Brain-computer interfaces for continuous neurosensing of electrical hemodynamic, and molecular signatures of brain function are paving the way for engineering of brain systems. Neural modeling and the simulation of axon tracts in peripheral nerves is already helping to improve the design and targeting of electrodes. Control systems technologies are helping to develop effective intervention for neurological disorders, new technologies are helping to measure outcomes and adjust neurological interventions by means of a real-time simulation, and emerging electrode technologies are allowing new kinds of interfacing.
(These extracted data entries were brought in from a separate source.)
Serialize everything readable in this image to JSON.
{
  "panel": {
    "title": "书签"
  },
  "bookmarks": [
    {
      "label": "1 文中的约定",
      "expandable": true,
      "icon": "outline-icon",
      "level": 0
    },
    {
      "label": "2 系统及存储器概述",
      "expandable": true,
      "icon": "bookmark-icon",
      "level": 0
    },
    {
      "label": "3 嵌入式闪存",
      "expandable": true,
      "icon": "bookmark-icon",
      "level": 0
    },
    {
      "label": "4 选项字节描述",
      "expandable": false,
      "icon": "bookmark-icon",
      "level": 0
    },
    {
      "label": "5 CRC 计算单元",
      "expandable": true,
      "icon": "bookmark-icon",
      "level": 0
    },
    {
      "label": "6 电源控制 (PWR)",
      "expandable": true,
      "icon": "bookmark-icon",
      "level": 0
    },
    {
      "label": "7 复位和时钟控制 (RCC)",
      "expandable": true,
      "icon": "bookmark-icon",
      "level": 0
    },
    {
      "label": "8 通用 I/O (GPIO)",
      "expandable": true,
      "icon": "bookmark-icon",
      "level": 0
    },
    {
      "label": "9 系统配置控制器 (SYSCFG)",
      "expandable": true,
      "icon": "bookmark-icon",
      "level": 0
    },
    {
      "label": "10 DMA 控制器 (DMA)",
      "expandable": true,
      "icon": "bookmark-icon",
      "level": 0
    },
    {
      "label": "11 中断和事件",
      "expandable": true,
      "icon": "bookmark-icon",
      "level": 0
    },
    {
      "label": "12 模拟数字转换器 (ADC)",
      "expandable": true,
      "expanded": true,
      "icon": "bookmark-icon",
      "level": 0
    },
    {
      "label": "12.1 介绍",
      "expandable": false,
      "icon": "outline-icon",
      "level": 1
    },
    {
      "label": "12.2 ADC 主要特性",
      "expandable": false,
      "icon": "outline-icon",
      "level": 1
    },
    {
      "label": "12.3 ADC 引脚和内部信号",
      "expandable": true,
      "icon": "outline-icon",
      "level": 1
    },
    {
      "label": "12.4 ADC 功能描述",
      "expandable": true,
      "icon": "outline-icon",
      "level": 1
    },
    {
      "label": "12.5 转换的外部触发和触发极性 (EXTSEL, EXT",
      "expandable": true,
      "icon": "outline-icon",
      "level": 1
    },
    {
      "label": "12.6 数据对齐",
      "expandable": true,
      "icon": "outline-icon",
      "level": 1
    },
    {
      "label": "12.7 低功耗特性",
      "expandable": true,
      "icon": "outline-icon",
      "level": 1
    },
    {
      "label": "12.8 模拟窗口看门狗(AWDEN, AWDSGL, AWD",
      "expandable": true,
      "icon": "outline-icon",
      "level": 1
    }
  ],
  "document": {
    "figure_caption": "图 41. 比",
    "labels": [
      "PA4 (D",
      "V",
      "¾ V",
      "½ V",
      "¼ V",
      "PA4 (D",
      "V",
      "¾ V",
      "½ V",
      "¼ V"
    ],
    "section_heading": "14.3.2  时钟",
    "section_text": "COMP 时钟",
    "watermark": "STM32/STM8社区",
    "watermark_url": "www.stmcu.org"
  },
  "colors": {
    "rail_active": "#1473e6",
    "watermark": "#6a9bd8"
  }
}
Rehabilitative technologies are emerging, allowing neural interfaces to work together with traditional rehabilitation techniques to improve recovery from strokes and brain trauma, as well as to improve outcomes for people with neurodegenerative diseases.

Finally, machine learning and artificial intelligence are helping to process the immense amount of nervous system data, so that practitioners can better understand, evaluate, and treat their patients.